Achievement gains for FTC students were slightly below average for mathematics and slightly above average for reading. The differences were not statistically significant, so you can say that students on average made a year’s worth of gain. (But there is wide variability from very good to very poor improvement in learning.)
Look underneath the averages:
–A strong relationship in gain scores was reported for schools with more than 180 days (10.8% of schools); weakest gains were for schools with fewer than 180 days (17%). Public schools are required to have 180 days. Why would private schools have fewer days?
–Differences exist in achievement gain scores by religious orientation of the schools. Strongest gains were achieved for non religious schools and Catholic private order schools in mathematics. Other Catholic, non-affiliated Christian schools and Seventh Day Adventist schools had gains in reading but not in mathematics. All other religious denominations (nearly 50% of scores) reported a negative gain in reading and mathematics compared to national percentile rankings. Are these differences due to socio-economic or school quality factors?

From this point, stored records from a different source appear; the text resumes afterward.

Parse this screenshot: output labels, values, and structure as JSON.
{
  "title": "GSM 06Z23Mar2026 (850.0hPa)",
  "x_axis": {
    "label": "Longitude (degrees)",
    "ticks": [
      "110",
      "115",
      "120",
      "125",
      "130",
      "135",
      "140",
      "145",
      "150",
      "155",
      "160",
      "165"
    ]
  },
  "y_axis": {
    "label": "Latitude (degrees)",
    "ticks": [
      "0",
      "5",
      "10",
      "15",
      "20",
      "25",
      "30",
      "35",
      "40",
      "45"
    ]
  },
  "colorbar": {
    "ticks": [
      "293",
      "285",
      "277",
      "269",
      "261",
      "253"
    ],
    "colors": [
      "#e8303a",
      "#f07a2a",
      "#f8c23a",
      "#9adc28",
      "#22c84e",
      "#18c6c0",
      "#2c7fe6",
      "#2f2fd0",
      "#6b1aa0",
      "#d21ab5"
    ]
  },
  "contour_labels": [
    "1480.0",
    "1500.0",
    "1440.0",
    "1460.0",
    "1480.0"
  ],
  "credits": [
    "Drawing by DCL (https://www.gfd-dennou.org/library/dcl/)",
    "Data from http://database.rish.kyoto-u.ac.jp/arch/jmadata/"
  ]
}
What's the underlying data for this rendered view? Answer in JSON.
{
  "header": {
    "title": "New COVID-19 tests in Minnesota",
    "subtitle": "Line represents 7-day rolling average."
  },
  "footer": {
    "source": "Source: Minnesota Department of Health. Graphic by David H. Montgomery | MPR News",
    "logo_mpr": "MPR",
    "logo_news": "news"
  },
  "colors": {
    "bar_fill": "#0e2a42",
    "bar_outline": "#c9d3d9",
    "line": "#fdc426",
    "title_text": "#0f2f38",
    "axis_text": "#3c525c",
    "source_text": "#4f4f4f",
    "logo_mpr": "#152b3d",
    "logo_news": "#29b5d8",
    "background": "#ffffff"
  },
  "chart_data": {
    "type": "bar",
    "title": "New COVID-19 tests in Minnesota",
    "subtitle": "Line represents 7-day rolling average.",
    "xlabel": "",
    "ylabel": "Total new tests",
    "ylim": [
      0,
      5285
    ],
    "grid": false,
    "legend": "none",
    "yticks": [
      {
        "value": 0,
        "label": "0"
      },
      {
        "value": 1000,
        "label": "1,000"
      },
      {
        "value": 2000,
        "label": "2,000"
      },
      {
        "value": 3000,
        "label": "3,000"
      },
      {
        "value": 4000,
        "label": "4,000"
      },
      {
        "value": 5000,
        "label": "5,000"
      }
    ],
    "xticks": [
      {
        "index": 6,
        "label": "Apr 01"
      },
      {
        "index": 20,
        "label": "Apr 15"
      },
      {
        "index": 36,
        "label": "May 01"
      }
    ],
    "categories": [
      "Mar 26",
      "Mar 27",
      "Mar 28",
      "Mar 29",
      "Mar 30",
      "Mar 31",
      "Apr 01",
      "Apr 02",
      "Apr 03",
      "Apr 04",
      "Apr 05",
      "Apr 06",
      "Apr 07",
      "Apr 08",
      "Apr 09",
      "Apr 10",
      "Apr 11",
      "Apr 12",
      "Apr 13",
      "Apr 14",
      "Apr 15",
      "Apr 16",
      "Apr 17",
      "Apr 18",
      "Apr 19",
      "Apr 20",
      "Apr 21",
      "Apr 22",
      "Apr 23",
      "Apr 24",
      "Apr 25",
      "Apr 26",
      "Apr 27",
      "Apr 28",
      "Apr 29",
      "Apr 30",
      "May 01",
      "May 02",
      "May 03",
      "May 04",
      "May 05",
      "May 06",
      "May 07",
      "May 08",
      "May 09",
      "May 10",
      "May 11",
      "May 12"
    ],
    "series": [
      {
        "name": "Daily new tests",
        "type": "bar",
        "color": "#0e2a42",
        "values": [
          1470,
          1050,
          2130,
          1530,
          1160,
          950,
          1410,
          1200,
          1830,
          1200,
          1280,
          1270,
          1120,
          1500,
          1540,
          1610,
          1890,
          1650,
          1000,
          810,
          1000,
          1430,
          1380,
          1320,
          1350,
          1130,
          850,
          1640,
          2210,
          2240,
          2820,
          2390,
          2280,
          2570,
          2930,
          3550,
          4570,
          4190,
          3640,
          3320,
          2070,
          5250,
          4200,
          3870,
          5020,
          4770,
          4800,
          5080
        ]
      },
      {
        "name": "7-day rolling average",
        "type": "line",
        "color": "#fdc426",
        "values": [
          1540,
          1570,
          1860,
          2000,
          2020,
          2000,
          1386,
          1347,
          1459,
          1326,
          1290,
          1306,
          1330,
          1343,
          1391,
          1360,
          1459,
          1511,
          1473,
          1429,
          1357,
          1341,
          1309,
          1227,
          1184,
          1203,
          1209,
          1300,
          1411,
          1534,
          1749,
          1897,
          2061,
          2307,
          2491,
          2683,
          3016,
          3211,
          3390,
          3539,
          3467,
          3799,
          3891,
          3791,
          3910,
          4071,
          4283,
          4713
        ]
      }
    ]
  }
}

–Students who struggle the most tend to leave and return to public schools. These students’ scores (about 5%) were not included in FTC results. Another two percent, also struggling students, were reported ill on testing days. Did public schools include returning students in their scores?
–Only about 12% of FTC scholarship participants came from public ‘D or F’ schools. Thirty five percent came from public ‘A’ schools. Why are students leaving good schools?
–4 private schools closed from the previous year, and the Florida DOE suspended 129 schools from the program. Why?
–In the 2013 report, Dr. Figlio stated that it is not advisable to compare FTC students with public school gains any longer; they do not take the same tests. The legislature changed evaluators in 2014. Here is a quote from Professor Figlio regarding the new legislation to revise the methodology for the FTC program evaluation: “My read of the new law (SB850) is that average scores will be reported, rather than gain scores. This will, sadly, mean that it will be harder to have a reasonable read of how children are progressing. In addition, my research (and that of others) suggests that accountability based on average scores is much more likely to lead to cheating and other forms of manipulative behavior on the part of educators than accountability based on gain scores.”
What is the ‘truth’ about the FTC scholarship program? Dr. Figlio provides the data and explains the limitations of the study. His conclusion is that FTC students disproportionately represent the lowest performing students and schools. We need to be clear on this. He means more than expected given the percentage of students with low scores in public schools.) Yet, on average, FTC students achieve the same learning gains as the average student nationally.
Averages mask realities. Students of all achievement levels have FTC scholarships. There is a 5% difference in the percentage of eligible FTC students and public school students in the lowest scoring group (28.7 % of the FTC students are in the lowest quartile of achievement compared to 23.5% of eligible public school students). These are the students, moreover, who are most likely to leave the FTC schools and return to public schools. Differences in the percentages of students in higher achievement groups of smaller.
What have we learned from these FTC evaluations over the last several years? They are relatively consistent. Students who struggle the most tend to leave public schools and then return to them. Students who remain in private schools learn at about the same rate as the average student nationally. A longer school year appears to improve achievement. Changing the evaluator is not likely to change the results. Is there harm?